In principle, if the period of the rings exactly matches the SPP wavelength and the phase gain at each slit is small, additional rings will always increase the intensity of the near-field at the center of the inner ring until the radius of the outermost ring becomes greater than the decay length of the SPP wave. To test this, we fabricated a sample with a 509 nm grating period, which is the theoretical SPP wavelength at the air/silver interface for an incident wavelength of 532 nm. Figure 4(b) presents the experimental results. The intensity at the center of the lens always increases with the number of rings. This increase is likely to continue for samples with more than fifteen rings, provided a small phase mismatch exists between the rings. The experimental results again agree well with the calculated results using Eq. (1). For 15 rings, the intensity at the focus point is an order of magnitude larger than that of a single ring.

In most sensing applications or enhanced Raman scattering, the highest possible near-field intensity is favorable. For circular grating plasmonic lenses, the intensity at the focal point increases with additional resonant rings in the circular grating until the radius of the plasmonic lens reaches the SPP decay length. If non-polarized light is used instead of the linearly polarized light used here, the entire plasmonic lens will generate and focus SPP waves, increasing the near-field intensity at the focal point. The maximum achievable intensity at the focal point ultimately depends in the transmission coefficient T and the SPP decay length L _SPP as defined in Eq. (1). Practically, T could be improved by narrowing the grating slit widths, thereby decreasing the barrier encountered by the SPP wave, but L _SPP is determined by the desired incident wavelength and film material. However, by tailoring the grating period, slit width, number of slits, and film material, it should be possible to meet the requirements of any application.

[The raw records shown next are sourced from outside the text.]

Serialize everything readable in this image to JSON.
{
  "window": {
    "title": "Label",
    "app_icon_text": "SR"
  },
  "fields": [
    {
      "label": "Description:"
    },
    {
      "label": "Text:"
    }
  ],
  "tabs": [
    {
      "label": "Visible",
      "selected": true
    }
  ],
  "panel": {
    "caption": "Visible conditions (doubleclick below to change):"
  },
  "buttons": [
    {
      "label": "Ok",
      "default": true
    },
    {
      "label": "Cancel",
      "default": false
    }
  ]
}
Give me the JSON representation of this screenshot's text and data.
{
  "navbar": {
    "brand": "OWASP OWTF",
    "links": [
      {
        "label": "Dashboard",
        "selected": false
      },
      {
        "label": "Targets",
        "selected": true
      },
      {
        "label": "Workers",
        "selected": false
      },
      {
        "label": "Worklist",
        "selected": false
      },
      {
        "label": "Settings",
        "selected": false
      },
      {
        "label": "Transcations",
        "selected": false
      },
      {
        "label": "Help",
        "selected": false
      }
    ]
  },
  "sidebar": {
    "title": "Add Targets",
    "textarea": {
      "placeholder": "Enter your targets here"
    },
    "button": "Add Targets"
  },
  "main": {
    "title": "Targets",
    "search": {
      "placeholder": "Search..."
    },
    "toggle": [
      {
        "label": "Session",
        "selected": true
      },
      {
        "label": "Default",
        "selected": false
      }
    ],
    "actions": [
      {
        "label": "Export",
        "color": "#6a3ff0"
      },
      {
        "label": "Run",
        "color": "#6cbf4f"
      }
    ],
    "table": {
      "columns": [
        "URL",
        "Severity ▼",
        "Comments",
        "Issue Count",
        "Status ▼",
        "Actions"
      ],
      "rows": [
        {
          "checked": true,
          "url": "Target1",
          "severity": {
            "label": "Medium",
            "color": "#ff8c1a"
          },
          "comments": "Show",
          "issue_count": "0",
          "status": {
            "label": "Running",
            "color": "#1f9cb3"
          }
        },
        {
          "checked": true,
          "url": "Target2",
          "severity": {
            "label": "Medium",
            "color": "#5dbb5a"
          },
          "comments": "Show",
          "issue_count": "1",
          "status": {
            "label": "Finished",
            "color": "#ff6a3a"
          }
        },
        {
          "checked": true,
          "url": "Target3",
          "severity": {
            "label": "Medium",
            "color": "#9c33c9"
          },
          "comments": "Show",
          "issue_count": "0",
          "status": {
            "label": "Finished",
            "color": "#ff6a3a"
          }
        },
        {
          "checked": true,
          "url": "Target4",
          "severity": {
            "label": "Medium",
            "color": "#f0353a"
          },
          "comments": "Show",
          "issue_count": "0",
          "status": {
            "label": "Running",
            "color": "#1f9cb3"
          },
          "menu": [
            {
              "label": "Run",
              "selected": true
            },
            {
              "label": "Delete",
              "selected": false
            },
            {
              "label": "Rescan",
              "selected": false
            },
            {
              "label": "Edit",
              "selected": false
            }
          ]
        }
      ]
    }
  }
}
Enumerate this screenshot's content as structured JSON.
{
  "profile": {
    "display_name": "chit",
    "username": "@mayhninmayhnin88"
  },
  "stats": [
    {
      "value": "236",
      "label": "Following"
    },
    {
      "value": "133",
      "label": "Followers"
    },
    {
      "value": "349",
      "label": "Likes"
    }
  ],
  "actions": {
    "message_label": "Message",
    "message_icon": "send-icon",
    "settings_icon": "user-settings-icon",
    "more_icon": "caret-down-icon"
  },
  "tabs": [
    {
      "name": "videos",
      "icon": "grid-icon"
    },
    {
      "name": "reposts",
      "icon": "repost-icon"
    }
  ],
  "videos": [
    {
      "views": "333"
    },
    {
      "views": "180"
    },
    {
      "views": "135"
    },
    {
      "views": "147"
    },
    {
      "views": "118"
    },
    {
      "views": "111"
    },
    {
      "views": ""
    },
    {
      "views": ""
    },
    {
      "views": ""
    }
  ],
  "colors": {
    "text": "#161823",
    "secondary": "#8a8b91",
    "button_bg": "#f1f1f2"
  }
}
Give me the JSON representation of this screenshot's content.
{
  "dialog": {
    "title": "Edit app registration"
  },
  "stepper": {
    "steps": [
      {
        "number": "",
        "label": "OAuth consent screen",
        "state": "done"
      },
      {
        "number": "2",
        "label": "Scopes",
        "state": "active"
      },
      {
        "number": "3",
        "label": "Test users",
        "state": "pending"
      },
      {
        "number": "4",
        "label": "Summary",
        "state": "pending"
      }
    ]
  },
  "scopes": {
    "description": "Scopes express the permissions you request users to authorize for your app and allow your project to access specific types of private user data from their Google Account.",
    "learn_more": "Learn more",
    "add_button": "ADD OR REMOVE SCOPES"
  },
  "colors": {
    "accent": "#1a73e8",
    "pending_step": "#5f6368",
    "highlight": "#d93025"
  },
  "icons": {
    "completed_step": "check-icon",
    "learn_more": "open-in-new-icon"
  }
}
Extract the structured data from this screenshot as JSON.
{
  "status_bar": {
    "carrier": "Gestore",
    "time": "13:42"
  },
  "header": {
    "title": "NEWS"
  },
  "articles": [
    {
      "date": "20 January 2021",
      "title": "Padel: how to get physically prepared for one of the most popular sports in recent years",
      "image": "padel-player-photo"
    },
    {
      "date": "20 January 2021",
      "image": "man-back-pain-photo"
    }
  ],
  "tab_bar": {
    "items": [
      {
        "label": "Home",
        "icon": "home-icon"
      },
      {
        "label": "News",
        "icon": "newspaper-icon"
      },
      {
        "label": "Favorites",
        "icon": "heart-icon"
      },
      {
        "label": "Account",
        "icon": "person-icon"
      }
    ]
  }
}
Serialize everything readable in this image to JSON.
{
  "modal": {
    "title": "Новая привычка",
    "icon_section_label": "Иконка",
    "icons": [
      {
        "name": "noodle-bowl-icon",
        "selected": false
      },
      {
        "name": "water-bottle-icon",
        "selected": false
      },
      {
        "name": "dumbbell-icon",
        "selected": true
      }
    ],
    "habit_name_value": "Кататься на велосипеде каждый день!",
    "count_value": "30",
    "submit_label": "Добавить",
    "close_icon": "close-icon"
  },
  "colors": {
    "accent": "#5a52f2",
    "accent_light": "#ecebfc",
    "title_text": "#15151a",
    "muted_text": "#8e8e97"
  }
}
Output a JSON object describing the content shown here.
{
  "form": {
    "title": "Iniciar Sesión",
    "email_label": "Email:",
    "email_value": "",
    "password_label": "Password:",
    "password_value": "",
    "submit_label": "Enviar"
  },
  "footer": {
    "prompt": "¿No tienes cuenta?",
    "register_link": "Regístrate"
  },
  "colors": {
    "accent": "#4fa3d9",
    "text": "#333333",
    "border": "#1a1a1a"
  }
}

There are already many application that use the tunable plasmon resonances of nanostructures to operate in specific regions of the electromagnetic spectrum.^{5, 8, 30, 31} The circular grating plasmon lens is a new type of nano-structure amenable to planar architectures. One possible application would be to create different plasmonic lenses tuned to different wavelengths on a single chip. Upon exposure to a certain wavelength of light only plasmonic lenses tuned to the specific SPP wavelength would have an enhanced near-field. The resulting pattern of “hot-spots” would make it possible to monitor different fluorescent molecules and track separate biological processes. Circular grating plasmon lenses therefore combine the flexibility of plasmonic particles with the convenience of a planar structure, allowing for the possibility to easily achieve multi-color sensing on one substrate.

4. Conclusions

In conclusion, we have demonstrated the generation and focusing of SPP waves with a planar circular grating based plasmonic lens. The addition of rings to the plasmonic lens increases the intensity at the focal point if the period of the rings is resonant with the SPP wavelength. If the period of the additional rings are not resonant with the SPP wavelength, waves launched towards the center of the lens destructively interfere and there is no intensity increase at the focal point. The number and period of rings, film material, and slit geometries provide experimental handles to tune the plasmonic lens to accommodate specific applications, making this technique a flexible plasmonic tool for sensing applications.